01 luglio 2015

Nozze gay: dall’Irlanda all’Austria, dal tripudio al silenzio

Nozze gay: dall’Irlanda all’Austria, dal tripudio al silenzio
VE LA RICORDATE LA CATTOLICA IRLANDA CHE “CIVILMENTE” HA DETTO SÌ ALLE NOZZE GAY? ECCO, POI C’È L’AUSTRIA CHE INVECE QUEL TIPO DI MATRIMONI NON LI VUOLE, MA NESSUNO NE PARLA.

Se non è una campagna mediatica questa, davvero poco ci manca. Da un lato il referendum irlandese che ha accettato con il 62,1% dei voti le nozze gay è stato rilanciato su ogni testata italiana ed europea.“Esempio di civiltà”, “modello da seguire” più o meno erano questi i refrain che lo scorso 23 maggio commentavano l’esito della consultazione nella “cattolica Irlanda”, ma che di essere cattolica ha smesso da un pezzo, sposando una deriva laicista. Nello stesso Paese, tra l’altro, i vertici ecclesiastici sono stati al centro del grave scandalo di pedofilia, contribuendo ad allontanare i fedeli dalla chiesa cattolica.

Poi, dopo qualche settimana – precisamente lo scorso 18 giugno – in Austria si è discusso sulla proposta legislativa che avrebbe concesso alle coppie gay e lesbiche “il diritto umano egualitario”. La decisione è spettata all’Assemblea nazionale austriaca, organo legislativo chiamato ad esprimersi. Risultato: su 136 votanti, 110 hanno detto di no, mentre solo in 26 hanno votato a favore. A decretare questo risultato, tra l’altro, è stata una maggioranza trasversale che ha visto il parere contrario anche dei socialdemocratici, promotori dell’iniziativa legislativa.
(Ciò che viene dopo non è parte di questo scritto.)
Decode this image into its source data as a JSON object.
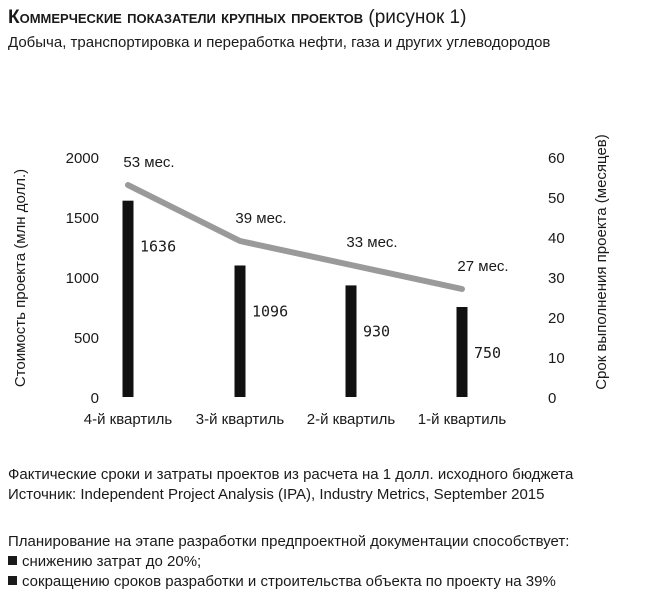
{
  "header": {
    "title_main": "Коммерческие показатели крупных проектов",
    "title_suffix": "(рисунок 1)",
    "subtitle": "Добыча, транспортировка и переработка нефти, газа и других углеводородов"
  },
  "chart_data": {
    "type": "bar",
    "categories": [
      "4-й квартиль",
      "3-й квартиль",
      "2-й квартиль",
      "1-й квартиль"
    ],
    "ylabel_left": "Стоимость проекта (млн долл.)",
    "ylabel_right": "Срок выполнения проекта (месяцев)",
    "ylim_left": [
      0,
      2000
    ],
    "yticks_left": [
      "0",
      "500",
      "1000",
      "1500",
      "2000"
    ],
    "ylim_right": [
      0,
      60
    ],
    "yticks_right": [
      "0",
      "10",
      "20",
      "30",
      "40",
      "50",
      "60"
    ],
    "grid": false,
    "series": [
      {
        "type": "bar",
        "axis": "left",
        "values": [
          1636,
          1096,
          930,
          750
        ],
        "labels": [
          "1636",
          "1096",
          "930",
          "750"
        ],
        "color": "#111111"
      },
      {
        "type": "line",
        "axis": "right",
        "values": [
          53,
          39,
          33,
          27
        ],
        "labels": [
          "53 мес.",
          "39 мес.",
          "33 мес.",
          "27 мес."
        ],
        "color": "#9a9a9a"
      }
    ]
  },
  "notes": {
    "line1": "Фактические сроки и затраты проектов из расчета на 1 долл. исходного бюджета",
    "line2": "Источник: Independent Project Analysis (IPA), Industry Metrics, September 2015"
  },
  "planning": {
    "intro": "Планирование на этапе разработки предпроектной документации способствует:",
    "items": [
      "снижению затрат до 20%;",
      "сокращению сроков разработки и строительства объекта по проекту на 39%"
    ]
  }
}
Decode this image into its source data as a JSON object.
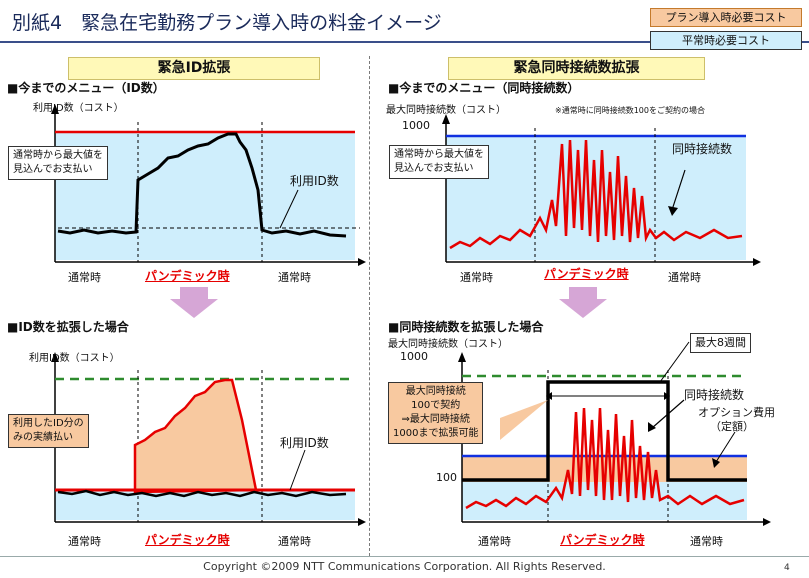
{
  "title": "別紙4　緊急在宅勤務プラン導入時の料金イメージ",
  "legend": {
    "intro": "プラン導入時必要コスト",
    "normal": "平常時必要コスト",
    "intro_color": "#f8c9a0",
    "normal_color": "#cfeefc"
  },
  "left": {
    "heading": "緊急ID拡張",
    "top": {
      "subtitle": "■今までのメニュー（ID数）",
      "ylabel": "利用ID数（コスト）",
      "callout": [
        "通常時から最大値を",
        "見込んでお支払い"
      ],
      "series_label": "利用ID数",
      "x_labels": [
        "通常時",
        "パンデミック時",
        "通常時"
      ]
    },
    "bottom": {
      "subtitle": "■ID数を拡張した場合",
      "ylabel": "利用ID数（コスト）",
      "callout": [
        "利用したID分の",
        "みの実績払い"
      ],
      "series_label": "利用ID数",
      "x_labels": [
        "通常時",
        "パンデミック時",
        "通常時"
      ]
    }
  },
  "right": {
    "heading": "緊急同時接続数拡張",
    "top": {
      "subtitle": "■今までのメニュー（同時接続数）",
      "ylabel": "最大同時接続数（コスト）",
      "note": "※通常時に同時接続数100をご契約の場合",
      "y_tick": "1000",
      "callout": [
        "通常時から最大値を",
        "見込んでお支払い"
      ],
      "series_label": "同時接続数",
      "x_labels": [
        "通常時",
        "パンデミック時",
        "通常時"
      ]
    },
    "bottom": {
      "subtitle": "■同時接続数を拡張した場合",
      "ylabel": "最大同時接続数（コスト）",
      "y_tick_top": "1000",
      "y_tick_low": "100",
      "callout": [
        "最大同時接続",
        "100で契約",
        "⇒最大同時接続",
        "1000まで拡張可能"
      ],
      "max_period": "最大8週間",
      "series_label": "同時接続数",
      "option_label": [
        "オプション費用",
        "（定額）"
      ],
      "x_labels": [
        "通常時",
        "パンデミック時",
        "通常時"
      ]
    }
  },
  "footer": {
    "copyright": "Copyright ©2009 NTT Communications Corporation. All Rights Reserved.",
    "page": "4"
  }
}
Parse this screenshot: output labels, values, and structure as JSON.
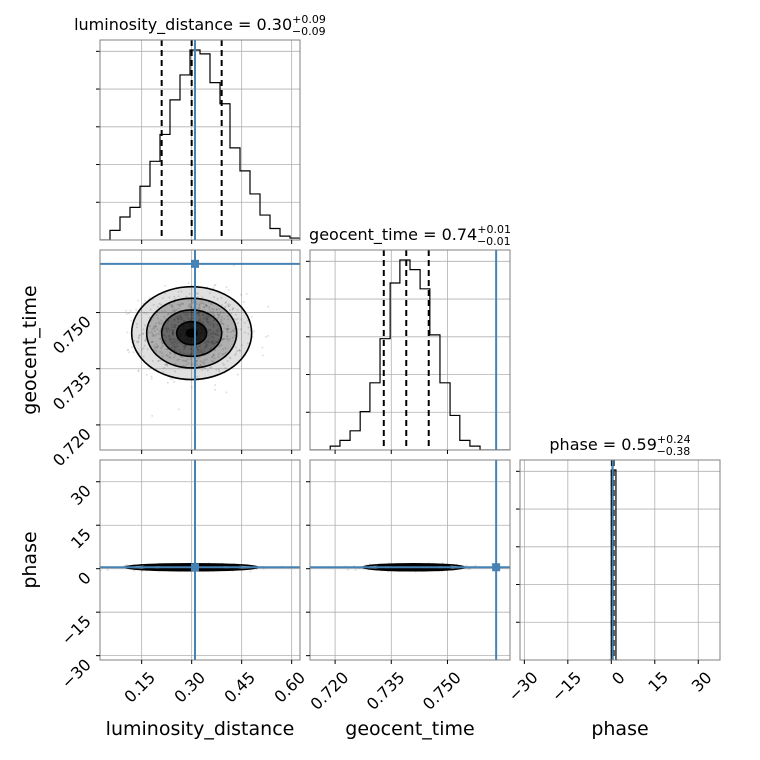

Silenzio. Silenzio assoluto in tutta Europa. Velo calato su una decisione, come quella dell’assemblea legislativa austriaca sulle nozze gay che non ha tenuto minimamente in considerazione le direttive contenute nel rapporto del Parlamento Europeo diramato lo scorso marzo con cui si incoraggiavano gli stati membri – pur non potendoli vincolare – «a contribuire ulteriormente alla riflessione sul riconoscimento dei matrimoni omosessuali e delle unioni dello stesso sesso come questione politica, sociale e di diritti umani e civili».

Di certo, come sottolinea la testata Tempi, l’Austria non può essere considerato un Paese “omofobo” dal momento che “la legislazione austriaca, infatti, dal 2010 riconosce ai partner omosessuali il diritto di costituire una partnership registrata; conseguenza di tale riconoscimento, tra l’altro, è stata la decisione della Corte Costituzionale, dell’11 dicembre 2014, che ha rimosso definitivamente il divieto di adozione per i partner omosessuali facenti parte di una partnership registrata”.

Niente da fare: nessun media parla dell’Austria, troppo poco laica per un’Europa, i cui Stati membri sono costretti ad imboccare un cammino che nessuno sa dove potrà portare.